Use a Custom Endpoint Policy to Restrict Access to S3
The default endpoint policy allows full access to S3 for any user or service in your VPC. To further restrict access to S3, create a custom endpoint policy. For more information, see Using Endpoint Policies for Amazon S3. You can also use a bucket policy to restrict access to your S3 buckets to only traffic that comes from your Amazon VPC. For information, see Using Amazon S3 Bucket Policies. The following is a sample customized policy:
{ "Version": "2012-10-17", "Statement": [ { "Effect": "Deny", "Principal": { "AWS": "*" }, "Action": "s3:GetObject", "Resource": [ "
arn:aws:s3:::your-sample-bucket
", "arn:aws:s3:::your-sample-bucket/*
" ], "Condition": { "StringNotEquals": { "aws:SourceVpce": [ "vpce-01234567890123456" ] } } } ] }
Add Permissions for Compilation Job Running in a Amazon VPC to Custom IAM Policies
The SageMakerFullAccess
managed policy includes the permissions that you
need to use models configured for Amazon VPC access with an endpoint. These
permissions allow SageMaker Neo to create an elastic network interface and attach
it to compilation job running in a Amazon VPC. If you use your own IAM policy, you must
add the following permissions to that policy to use models configured for Amazon VPC access.
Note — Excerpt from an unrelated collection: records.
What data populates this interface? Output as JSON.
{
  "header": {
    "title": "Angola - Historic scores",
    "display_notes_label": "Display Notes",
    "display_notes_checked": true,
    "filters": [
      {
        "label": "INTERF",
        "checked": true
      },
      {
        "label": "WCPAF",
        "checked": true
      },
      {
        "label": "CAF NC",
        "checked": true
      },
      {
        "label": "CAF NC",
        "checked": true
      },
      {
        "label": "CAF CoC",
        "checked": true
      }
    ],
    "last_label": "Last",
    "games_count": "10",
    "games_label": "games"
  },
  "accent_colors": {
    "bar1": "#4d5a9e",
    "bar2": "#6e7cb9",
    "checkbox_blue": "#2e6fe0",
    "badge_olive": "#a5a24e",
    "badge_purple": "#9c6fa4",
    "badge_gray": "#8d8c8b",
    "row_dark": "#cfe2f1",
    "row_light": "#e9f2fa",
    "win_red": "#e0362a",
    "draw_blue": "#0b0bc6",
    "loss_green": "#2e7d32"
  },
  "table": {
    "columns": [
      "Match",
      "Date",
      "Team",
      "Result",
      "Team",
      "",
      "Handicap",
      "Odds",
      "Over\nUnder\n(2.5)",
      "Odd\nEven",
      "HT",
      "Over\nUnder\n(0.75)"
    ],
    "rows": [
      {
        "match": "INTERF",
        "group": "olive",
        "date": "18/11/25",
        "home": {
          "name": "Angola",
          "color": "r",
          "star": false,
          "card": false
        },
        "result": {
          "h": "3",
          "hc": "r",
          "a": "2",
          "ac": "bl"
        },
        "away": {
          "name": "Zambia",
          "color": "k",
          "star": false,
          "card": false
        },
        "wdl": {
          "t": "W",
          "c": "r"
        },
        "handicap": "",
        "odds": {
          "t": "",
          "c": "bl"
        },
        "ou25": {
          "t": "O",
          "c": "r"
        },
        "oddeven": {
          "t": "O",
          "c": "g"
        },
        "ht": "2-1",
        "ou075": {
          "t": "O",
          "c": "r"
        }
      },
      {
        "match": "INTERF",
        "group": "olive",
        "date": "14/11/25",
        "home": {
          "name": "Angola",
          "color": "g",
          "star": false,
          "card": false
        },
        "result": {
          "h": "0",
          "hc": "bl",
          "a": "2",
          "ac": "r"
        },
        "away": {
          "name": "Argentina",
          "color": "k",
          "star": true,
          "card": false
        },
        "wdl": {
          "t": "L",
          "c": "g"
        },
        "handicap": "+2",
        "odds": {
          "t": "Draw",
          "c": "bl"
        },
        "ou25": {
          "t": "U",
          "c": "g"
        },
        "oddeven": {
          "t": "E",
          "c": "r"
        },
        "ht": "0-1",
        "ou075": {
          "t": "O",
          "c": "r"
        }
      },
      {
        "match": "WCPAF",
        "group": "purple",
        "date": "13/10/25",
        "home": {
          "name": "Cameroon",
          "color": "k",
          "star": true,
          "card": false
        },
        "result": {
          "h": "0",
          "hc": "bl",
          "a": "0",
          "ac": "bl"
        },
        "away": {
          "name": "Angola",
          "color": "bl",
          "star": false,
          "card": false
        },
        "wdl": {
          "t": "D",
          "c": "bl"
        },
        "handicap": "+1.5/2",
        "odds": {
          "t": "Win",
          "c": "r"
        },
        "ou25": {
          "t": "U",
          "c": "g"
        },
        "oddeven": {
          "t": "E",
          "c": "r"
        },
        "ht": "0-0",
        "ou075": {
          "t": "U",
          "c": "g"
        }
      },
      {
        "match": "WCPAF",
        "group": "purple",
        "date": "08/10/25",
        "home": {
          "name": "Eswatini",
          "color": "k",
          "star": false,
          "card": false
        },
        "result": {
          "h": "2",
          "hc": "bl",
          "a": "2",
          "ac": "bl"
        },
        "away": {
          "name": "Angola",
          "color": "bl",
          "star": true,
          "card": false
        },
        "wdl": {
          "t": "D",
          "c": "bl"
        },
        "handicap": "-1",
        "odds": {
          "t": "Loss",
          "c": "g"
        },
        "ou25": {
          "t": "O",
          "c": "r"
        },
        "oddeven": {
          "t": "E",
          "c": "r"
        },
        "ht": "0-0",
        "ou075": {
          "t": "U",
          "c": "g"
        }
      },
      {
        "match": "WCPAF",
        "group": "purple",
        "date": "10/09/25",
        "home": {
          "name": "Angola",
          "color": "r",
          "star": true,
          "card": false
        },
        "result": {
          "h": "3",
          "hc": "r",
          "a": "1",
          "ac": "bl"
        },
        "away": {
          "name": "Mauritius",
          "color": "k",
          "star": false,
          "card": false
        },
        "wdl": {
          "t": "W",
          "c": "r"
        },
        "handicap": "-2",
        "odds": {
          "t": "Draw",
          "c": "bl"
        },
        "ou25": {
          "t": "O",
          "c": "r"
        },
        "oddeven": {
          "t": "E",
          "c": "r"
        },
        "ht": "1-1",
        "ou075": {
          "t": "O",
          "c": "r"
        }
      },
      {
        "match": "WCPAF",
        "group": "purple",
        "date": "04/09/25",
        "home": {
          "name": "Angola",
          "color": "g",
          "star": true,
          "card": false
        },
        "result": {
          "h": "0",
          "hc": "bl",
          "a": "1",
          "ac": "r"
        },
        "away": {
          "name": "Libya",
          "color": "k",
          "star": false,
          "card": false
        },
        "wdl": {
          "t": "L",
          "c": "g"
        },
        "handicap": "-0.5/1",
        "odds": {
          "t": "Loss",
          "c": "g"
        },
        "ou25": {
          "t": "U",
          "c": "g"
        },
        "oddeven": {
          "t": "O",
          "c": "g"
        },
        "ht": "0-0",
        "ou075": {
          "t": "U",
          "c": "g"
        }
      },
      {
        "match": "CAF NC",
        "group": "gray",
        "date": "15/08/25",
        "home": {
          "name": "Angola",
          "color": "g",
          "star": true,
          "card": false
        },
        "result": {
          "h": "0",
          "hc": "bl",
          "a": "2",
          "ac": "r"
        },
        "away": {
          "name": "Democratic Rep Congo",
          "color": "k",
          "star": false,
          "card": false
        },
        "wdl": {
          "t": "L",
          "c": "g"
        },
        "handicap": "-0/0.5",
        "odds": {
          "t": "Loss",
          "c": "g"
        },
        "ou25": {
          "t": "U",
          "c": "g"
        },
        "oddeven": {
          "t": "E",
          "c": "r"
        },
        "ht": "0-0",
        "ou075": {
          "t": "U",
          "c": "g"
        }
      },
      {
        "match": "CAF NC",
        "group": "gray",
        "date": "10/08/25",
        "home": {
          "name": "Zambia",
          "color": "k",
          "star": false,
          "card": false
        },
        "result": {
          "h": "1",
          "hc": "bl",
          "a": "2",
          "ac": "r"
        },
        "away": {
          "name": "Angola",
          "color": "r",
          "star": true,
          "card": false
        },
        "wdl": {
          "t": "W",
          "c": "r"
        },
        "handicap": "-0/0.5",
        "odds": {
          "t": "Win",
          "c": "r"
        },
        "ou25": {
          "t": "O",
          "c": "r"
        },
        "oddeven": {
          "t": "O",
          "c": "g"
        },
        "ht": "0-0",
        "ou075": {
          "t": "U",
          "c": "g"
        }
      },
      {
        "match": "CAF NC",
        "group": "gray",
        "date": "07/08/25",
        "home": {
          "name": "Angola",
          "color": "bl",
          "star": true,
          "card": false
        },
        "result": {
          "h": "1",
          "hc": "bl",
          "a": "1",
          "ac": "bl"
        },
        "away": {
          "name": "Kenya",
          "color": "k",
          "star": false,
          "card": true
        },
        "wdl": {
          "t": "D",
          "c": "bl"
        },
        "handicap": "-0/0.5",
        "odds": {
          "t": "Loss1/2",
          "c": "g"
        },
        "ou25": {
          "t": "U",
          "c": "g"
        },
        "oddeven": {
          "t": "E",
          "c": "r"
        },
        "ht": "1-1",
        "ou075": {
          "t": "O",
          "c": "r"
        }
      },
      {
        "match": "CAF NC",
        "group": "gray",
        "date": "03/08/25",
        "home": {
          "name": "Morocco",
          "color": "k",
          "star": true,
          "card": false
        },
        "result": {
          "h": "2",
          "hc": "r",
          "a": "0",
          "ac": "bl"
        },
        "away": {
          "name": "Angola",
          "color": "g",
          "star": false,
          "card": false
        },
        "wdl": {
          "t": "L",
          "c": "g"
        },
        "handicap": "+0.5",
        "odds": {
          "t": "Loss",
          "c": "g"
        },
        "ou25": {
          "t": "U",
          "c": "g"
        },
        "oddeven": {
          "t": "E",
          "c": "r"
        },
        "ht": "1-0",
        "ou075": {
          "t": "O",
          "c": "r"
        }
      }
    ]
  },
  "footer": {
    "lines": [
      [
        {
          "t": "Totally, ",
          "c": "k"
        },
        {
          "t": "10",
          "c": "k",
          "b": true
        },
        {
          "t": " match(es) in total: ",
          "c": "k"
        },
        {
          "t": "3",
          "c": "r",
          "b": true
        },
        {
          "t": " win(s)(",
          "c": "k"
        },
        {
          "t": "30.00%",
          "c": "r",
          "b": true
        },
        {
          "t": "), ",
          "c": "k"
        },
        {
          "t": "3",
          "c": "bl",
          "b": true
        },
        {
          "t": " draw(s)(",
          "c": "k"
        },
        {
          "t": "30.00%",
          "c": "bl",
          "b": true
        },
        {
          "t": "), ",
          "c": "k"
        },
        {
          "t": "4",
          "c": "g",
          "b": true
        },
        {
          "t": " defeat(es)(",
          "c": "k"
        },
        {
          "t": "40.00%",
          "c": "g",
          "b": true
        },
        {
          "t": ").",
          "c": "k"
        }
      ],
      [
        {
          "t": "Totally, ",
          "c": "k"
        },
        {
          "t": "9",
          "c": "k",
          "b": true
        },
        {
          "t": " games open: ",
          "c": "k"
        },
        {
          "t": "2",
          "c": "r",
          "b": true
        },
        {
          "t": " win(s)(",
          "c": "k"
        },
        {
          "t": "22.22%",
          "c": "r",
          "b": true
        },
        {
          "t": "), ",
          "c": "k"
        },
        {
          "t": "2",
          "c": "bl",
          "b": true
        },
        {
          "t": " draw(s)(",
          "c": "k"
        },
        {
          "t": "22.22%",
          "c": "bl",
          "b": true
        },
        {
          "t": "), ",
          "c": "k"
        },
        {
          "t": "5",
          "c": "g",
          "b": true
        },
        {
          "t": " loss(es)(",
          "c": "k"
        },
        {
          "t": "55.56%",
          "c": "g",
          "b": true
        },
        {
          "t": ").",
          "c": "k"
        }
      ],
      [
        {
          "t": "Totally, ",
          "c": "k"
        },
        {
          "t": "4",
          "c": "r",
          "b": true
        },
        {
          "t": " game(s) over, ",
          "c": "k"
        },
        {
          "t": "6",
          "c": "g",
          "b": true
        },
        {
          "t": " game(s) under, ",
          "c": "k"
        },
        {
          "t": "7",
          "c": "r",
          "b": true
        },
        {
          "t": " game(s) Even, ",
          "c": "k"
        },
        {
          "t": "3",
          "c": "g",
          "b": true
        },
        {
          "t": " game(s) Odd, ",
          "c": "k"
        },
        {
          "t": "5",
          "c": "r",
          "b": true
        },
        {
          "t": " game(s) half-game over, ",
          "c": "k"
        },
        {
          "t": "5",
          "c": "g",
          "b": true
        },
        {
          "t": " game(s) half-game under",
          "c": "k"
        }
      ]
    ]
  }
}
{"Version": "2012-10-17", "Statement": [ {"Effect": "Allow", "Action": [ "ec2:DescribeVpcEndpoints", "ec2:DescribeDhcpOptions", "ec2:DescribeVpcs", "ec2:DescribeSubnets", "ec2:DescribeSecurityGroups", "ec2:DescribeNetworkInterfaces", "ec2:DeleteNetworkInterfacePermission", "ec2:DeleteNetworkInterface", "ec2:CreateNetworkInterfacePermission", "ec2:CreateNetworkInterface", "ec2:ModifyNetworkInterfaceAttribute" ], "Resource": "*" } ] }
For more information about the SageMakerFullAccess
managed policy, see
AWS managed policy: AmazonSageMakerFullAccess.
Configure Route Tables
Use default DNS settings for your endpoint route table, so that standard Amazon S3
URLs (for example, http://s3-aws-region.amazonaws.com/amzn-s3-demo-bucket
)
resolve. If you don't use default DNS settings, ensure that the URLs that you
use to specify the locations of the data in your compilation jobs resolve by
configuring the endpoint route tables. For information about VPC endpoint route
tables, see Routing for Gateway Endpoints in the Amazon VPC User
Guide.
Configure the VPC Security Group
In your security group for the compilation job, you must allow outbound communication to your Amazon S3 Amazon VPC endpoints and the subnet CIDR ranges used for the compilation job. For information, see Security Group Rules and Control access to services with Amazon VPC endpoints.